Overview of the Fishnet Open Images Database
The Fishnet Open Images Database is a dataset of images from on-board monitoring cameras that have been annotated with object bounding boxes. The current dataset is composed entirely of long line tuna fishing activity in the Western and Central Pacific. In the future we anticipate contributions from other fisheries that could benefit from having AI algorithms improve their workflows.
The v1.0.0 dataset contains 549,209 bounding boxes for 34 object classes (composed entirely of fish species and humans) on 143,818 images collected from 96 unique cameras with an average of 4 bounding boxes per image. These data also include Food and Agriculture Organization (FAO) major fishing area (MFA) for which the image occurs.
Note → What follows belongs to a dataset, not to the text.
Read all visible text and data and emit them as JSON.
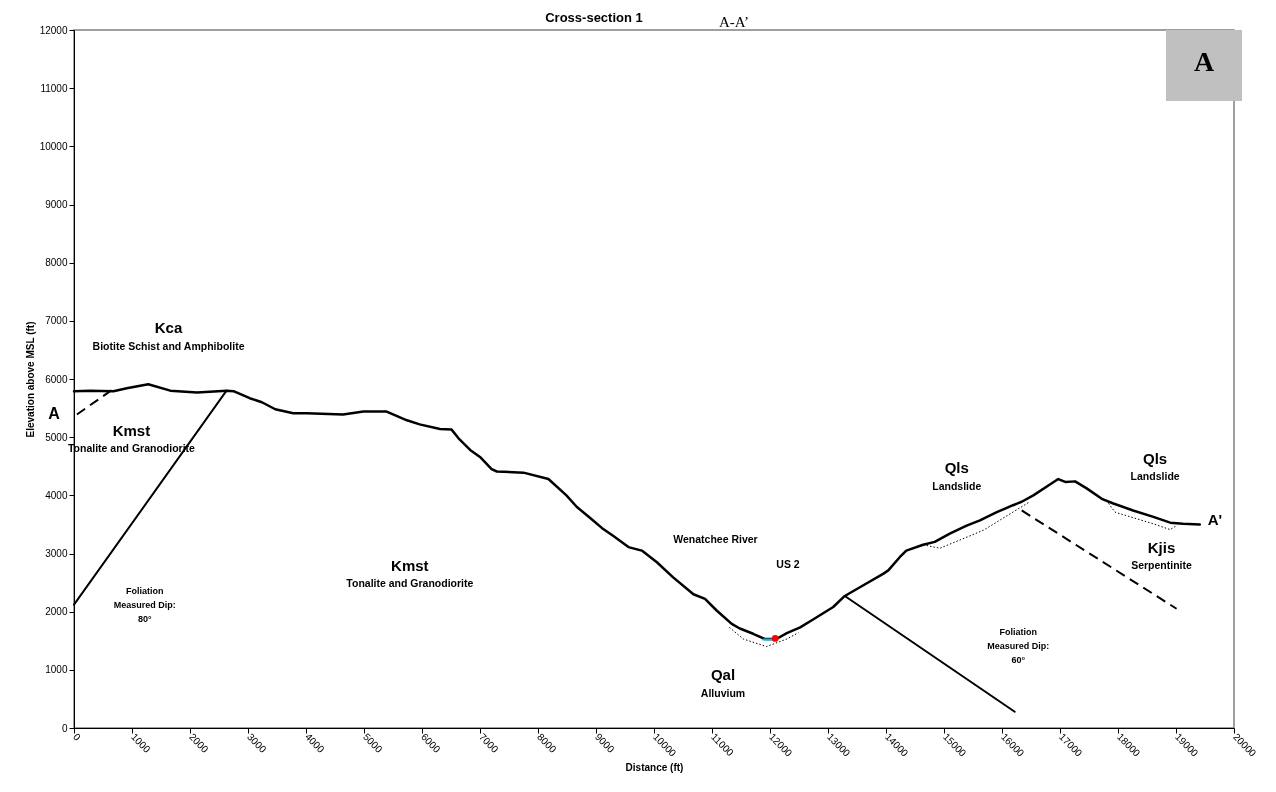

The MFAs can provide an indication of likely species encountered. These data also have unique ids for cameras, sequences, and frames within sequences. These data have splits for model training, validation, and testing.
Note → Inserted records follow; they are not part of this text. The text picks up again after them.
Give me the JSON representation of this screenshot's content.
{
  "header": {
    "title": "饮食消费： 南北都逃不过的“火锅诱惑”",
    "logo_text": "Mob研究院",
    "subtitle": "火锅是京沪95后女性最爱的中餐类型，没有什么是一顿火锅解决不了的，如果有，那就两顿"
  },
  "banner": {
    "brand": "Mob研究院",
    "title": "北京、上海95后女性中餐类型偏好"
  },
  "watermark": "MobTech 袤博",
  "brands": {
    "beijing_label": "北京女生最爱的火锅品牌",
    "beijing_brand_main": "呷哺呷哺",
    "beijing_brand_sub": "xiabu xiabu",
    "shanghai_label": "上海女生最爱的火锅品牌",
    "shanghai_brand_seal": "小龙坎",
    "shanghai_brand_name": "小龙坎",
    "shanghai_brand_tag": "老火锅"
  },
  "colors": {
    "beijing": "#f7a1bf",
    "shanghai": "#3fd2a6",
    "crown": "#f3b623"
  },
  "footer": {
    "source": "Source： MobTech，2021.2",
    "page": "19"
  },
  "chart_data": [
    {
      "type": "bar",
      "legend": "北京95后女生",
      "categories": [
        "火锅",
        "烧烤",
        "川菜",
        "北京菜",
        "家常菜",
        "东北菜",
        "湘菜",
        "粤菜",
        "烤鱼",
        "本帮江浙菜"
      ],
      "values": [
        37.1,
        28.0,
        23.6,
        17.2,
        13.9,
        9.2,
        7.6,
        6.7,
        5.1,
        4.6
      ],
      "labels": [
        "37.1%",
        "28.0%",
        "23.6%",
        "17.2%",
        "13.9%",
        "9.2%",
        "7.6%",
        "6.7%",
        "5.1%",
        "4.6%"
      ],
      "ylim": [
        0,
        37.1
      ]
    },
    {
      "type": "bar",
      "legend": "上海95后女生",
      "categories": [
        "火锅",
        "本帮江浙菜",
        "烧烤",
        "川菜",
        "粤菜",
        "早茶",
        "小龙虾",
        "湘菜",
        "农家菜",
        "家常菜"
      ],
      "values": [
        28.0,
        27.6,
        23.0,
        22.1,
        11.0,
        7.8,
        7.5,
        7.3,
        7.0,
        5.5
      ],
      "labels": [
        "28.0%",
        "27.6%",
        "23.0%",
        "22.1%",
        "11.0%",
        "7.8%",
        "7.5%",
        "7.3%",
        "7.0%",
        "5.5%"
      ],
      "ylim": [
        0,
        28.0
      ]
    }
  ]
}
The bounding box annotations have been manually drawn by professional annotators at Samasource as well as IKE Solutions reviewing outputs of model inference utilizing the Tator application by CVision. The dateset principally annotates fish, however, there is value in annotating humans as well as they can be a proxy for fishing activity. For fishes, we define a fish feature or part (e.g. fins, tail, head) if it is ≥80% in the frame. We label both fish on the deck of the vessel and fish that are recognizable as fish alongside the vessel in the water. We also annotate bounding boxes around ‘human features’ that are not faces, such as boots, legs, and arms.
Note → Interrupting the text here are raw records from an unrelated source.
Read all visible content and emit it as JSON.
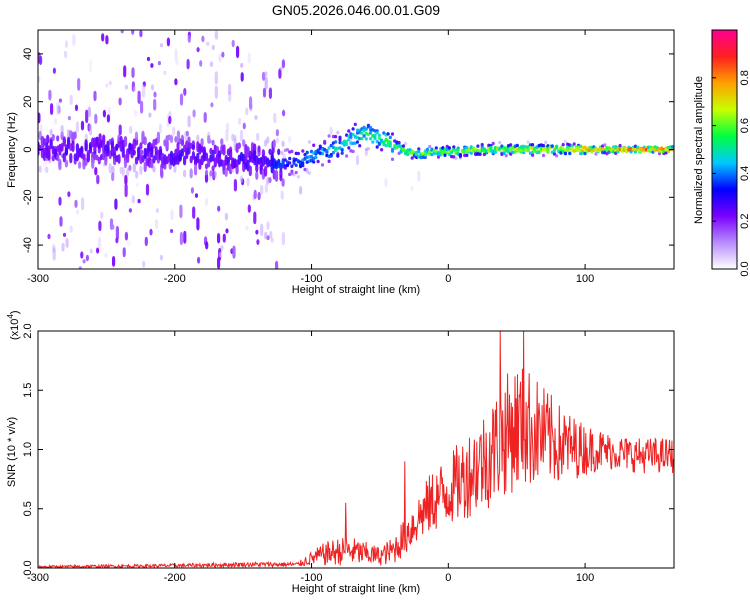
{
  "figure": {
    "title": "GN05.2026.046.00.01.G09"
  },
  "chart_data": [
    {
      "type": "heatmap",
      "xlabel": "Height of straight line (km)",
      "ylabel": "Frequency (Hz)",
      "xlim": [
        -300,
        165
      ],
      "ylim": [
        -50,
        50
      ],
      "xticks": [
        -300,
        -200,
        -100,
        0,
        100
      ],
      "yticks": [
        -40,
        -20,
        0,
        20,
        40
      ],
      "colorbar": {
        "label": "Normalized spectral amplitude",
        "range": [
          0,
          1
        ],
        "ticks": [
          "0.0",
          "0.2",
          "0.4",
          "0.6",
          "0.8"
        ],
        "colors": [
          "#ffffff",
          "#b88cff",
          "#7a00ff",
          "#0000ff",
          "#00c8ff",
          "#00ff40",
          "#c8ff00",
          "#ffa000",
          "#ff2020",
          "#ff0090"
        ]
      },
      "center_frequency": {
        "x": [
          -300,
          -250,
          -200,
          -150,
          -120,
          -100,
          -80,
          -70,
          -60,
          -50,
          -40,
          -30,
          -20,
          -10,
          0,
          20,
          40,
          60,
          80,
          100,
          120,
          165
        ],
        "y": [
          0,
          0,
          -2,
          -4,
          -6,
          -3,
          1,
          5,
          7,
          5,
          2,
          -1,
          -2,
          -1,
          -1,
          0,
          0,
          0,
          0,
          0,
          0,
          0
        ]
      },
      "peak_amplitude": {
        "x": [
          -300,
          -150,
          -130,
          -110,
          -90,
          -70,
          -50,
          -30,
          -10,
          10,
          40,
          70,
          90,
          100,
          165
        ],
        "y": [
          0.28,
          0.3,
          0.34,
          0.42,
          0.5,
          0.55,
          0.6,
          0.65,
          0.68,
          0.7,
          0.72,
          0.74,
          0.76,
          0.9,
          0.95
        ]
      }
    },
    {
      "type": "line",
      "xlabel": "Height of straight line (km)",
      "ylabel": "SNR (10 * v/v)",
      "ylabel_multiplier": "(x10",
      "ylabel_multiplier_exp": "4",
      "ylabel_multiplier_close": ")",
      "xlim": [
        -300,
        165
      ],
      "ylim": [
        0,
        2.0
      ],
      "xticks": [
        -300,
        -200,
        -100,
        0,
        100
      ],
      "yticks": [
        "0.0",
        "0.5",
        "1.0",
        "1.5",
        "2.0"
      ],
      "grid": false,
      "color": "#ee2222",
      "envelope": {
        "x": [
          -300,
          -200,
          -150,
          -110,
          -100,
          -90,
          -80,
          -70,
          -60,
          -50,
          -40,
          -30,
          -20,
          -10,
          0,
          10,
          20,
          30,
          40,
          50,
          60,
          70,
          80,
          90,
          100,
          110,
          120,
          140,
          165
        ],
        "mean": [
          0.01,
          0.02,
          0.03,
          0.03,
          0.08,
          0.12,
          0.14,
          0.14,
          0.12,
          0.1,
          0.15,
          0.3,
          0.45,
          0.58,
          0.65,
          0.75,
          0.85,
          0.95,
          1.1,
          1.2,
          1.18,
          1.12,
          1.05,
          1.02,
          1.0,
          1.0,
          0.98,
          0.95,
          0.95
        ],
        "spread": [
          0.01,
          0.015,
          0.02,
          0.02,
          0.06,
          0.1,
          0.12,
          0.12,
          0.1,
          0.08,
          0.12,
          0.18,
          0.22,
          0.28,
          0.3,
          0.35,
          0.4,
          0.45,
          0.5,
          0.55,
          0.5,
          0.42,
          0.35,
          0.28,
          0.22,
          0.18,
          0.15,
          0.15,
          0.15
        ]
      },
      "peaks": [
        {
          "x": -75,
          "y": 0.55
        },
        {
          "x": -32,
          "y": 0.9
        },
        {
          "x": 38,
          "y": 2.0
        },
        {
          "x": 55,
          "y": 2.0
        }
      ]
    }
  ]
}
In processing both video and declaration data we remove any information related to location, vessel name, or unique identifying features like vessel license number. Human faces are blurred.
For more details, you can read this paper about how we evaluate the performance of existing detection and classification algorithms and demonstrate that this dataset can serve as a challenging benchmark for development of computer vision algorithms in fisheries.
The dataset was compiled by The Nature Conservancy in partnership with Satlink, Archipelago Marine Research, the Pacific Community, the Solomon Islands Ministry of Fisheries and Marine Resources, the Australia Fisheries Management Authority, and the governments of New Caledonia and Palau.